THE Department of the Interior and Local Government (DILG) will no longer honor any temporary restraining orders (TROs) or injunction from regional trial courts (RTCs) against decisions handed down by the Ombudsman.

The Supreme Court has issued a circular reminding and advising all RTCs that they have no jurisdiction or authority to interfere with or restrict the rulings of the Ombudsman in disciplinary cases.

In welcoming SC Circular 221-2019, Secretary Eduardo Ano said that in numerous instances, the statutory duty of DILG to implement decisions of the Ombudsman have been stymied by the issuance of TROs or preliminary injunction from RTCs.

“It has become alarming because this is contrary to the doctrine of judicial stability and hierarchy of courts. Thus we constrained to seek the advice of the Supreme Court,” the DILG chief said.

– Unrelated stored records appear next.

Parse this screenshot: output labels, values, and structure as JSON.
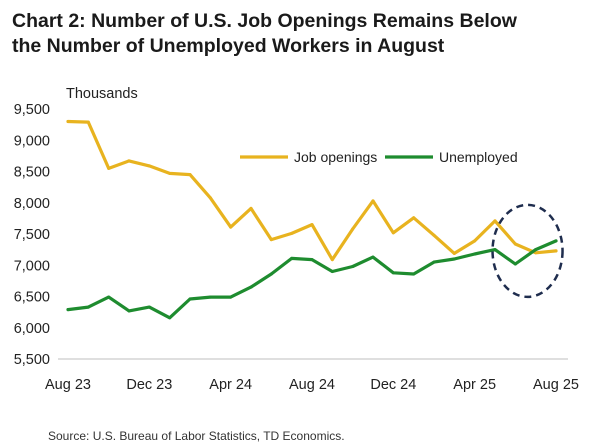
{
  "title": {
    "line1": "Chart 2: Number of U.S. Job Openings Remains Below",
    "line2": "the Number of Unemployed Workers in August"
  },
  "source": "Source: U.S. Bureau of Labor Statistics, TD Economics.",
  "chart_data": {
    "type": "line",
    "ylabel": "Thousands",
    "ylim": [
      5500,
      9500
    ],
    "yticks": [
      5500,
      6000,
      6500,
      7000,
      7500,
      8000,
      8500,
      9000,
      9500
    ],
    "ytick_labels": [
      "5,500",
      "6,000",
      "6,500",
      "7,000",
      "7,500",
      "8,000",
      "8,500",
      "9,000",
      "9,500"
    ],
    "x": [
      "Aug 23",
      "Sep 23",
      "Oct 23",
      "Nov 23",
      "Dec 23",
      "Jan 24",
      "Feb 24",
      "Mar 24",
      "Apr 24",
      "May 24",
      "Jun 24",
      "Jul 24",
      "Aug 24",
      "Sep 24",
      "Oct 24",
      "Nov 24",
      "Dec 24",
      "Jan 25",
      "Feb 25",
      "Mar 25",
      "Apr 25",
      "May 25",
      "Jun 25",
      "Jul 25",
      "Aug 25"
    ],
    "xtick_labels": [
      "Aug 23",
      "Dec 23",
      "Apr 24",
      "Aug 24",
      "Dec 24",
      "Apr 25",
      "Aug 25"
    ],
    "xtick_indices": [
      0,
      4,
      8,
      12,
      16,
      20,
      24
    ],
    "grid": false,
    "legend_position": "upper-right",
    "annotation": "dashed circle around Jun 25 - Aug 25",
    "series": [
      {
        "name": "Job openings",
        "color": "#E8B31F",
        "values": [
          9300,
          9290,
          8550,
          8670,
          8590,
          8470,
          8450,
          8080,
          7610,
          7910,
          7410,
          7510,
          7650,
          7090,
          7580,
          8030,
          7520,
          7760,
          7480,
          7190,
          7390,
          7710,
          7340,
          7200,
          7230
        ]
      },
      {
        "name": "Unemployed",
        "color": "#1E8C2F",
        "values": [
          6290,
          6330,
          6490,
          6270,
          6330,
          6160,
          6460,
          6490,
          6490,
          6650,
          6860,
          7110,
          7090,
          6900,
          6980,
          7130,
          6880,
          6860,
          7050,
          7100,
          7180,
          7250,
          7020,
          7250,
          7390
        ]
      }
    ]
  }
}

The SC circular, according to Ano, is clear that RTCs cannot interfere with Ombudsman decisions on disciplinary cases.

“Given that the highest court of the land has spoken, this Department will not honor any TRO or injunction to be issued by any RTC against the decisions of the Ombudsman since the Supreme Court has ruled that it has no legal authority to do so,” he added

He advised those aggrieved by any decision of the Ombudsman to follow the proper and correct procedure. “As clearly laid down in OCA Circular No. 221-2019, the Court of Appeals via a Petition for Review is the proper recourse for those aggrieved by any decision by the Ombudsman. While this Department respects the right of all to due process, this must be exercised in the proper and legal manner,” he said.

OCA Circular No. 221-2019 issued by Court Administrator Midas P. Marquez states that “As a co-equal body, the RTC has no jurisdiction to interfere with or restrain the execution of the Ombudsman’s decision in disciplinary cases,” citing the decisions of the Supreme Court in DILG vs. Gatuz, GR No. 191176 (2015) and Erice v. Judge Sison, AM No. RTJ-15-2407 (2017).

“This is a big step towards holding our public officials, especially local government officials, accountable to the people. We thank the Supreme Court for acting swiftly on our letter dated 21 November 2019 and we advise the public to be guided accordingly,” he said.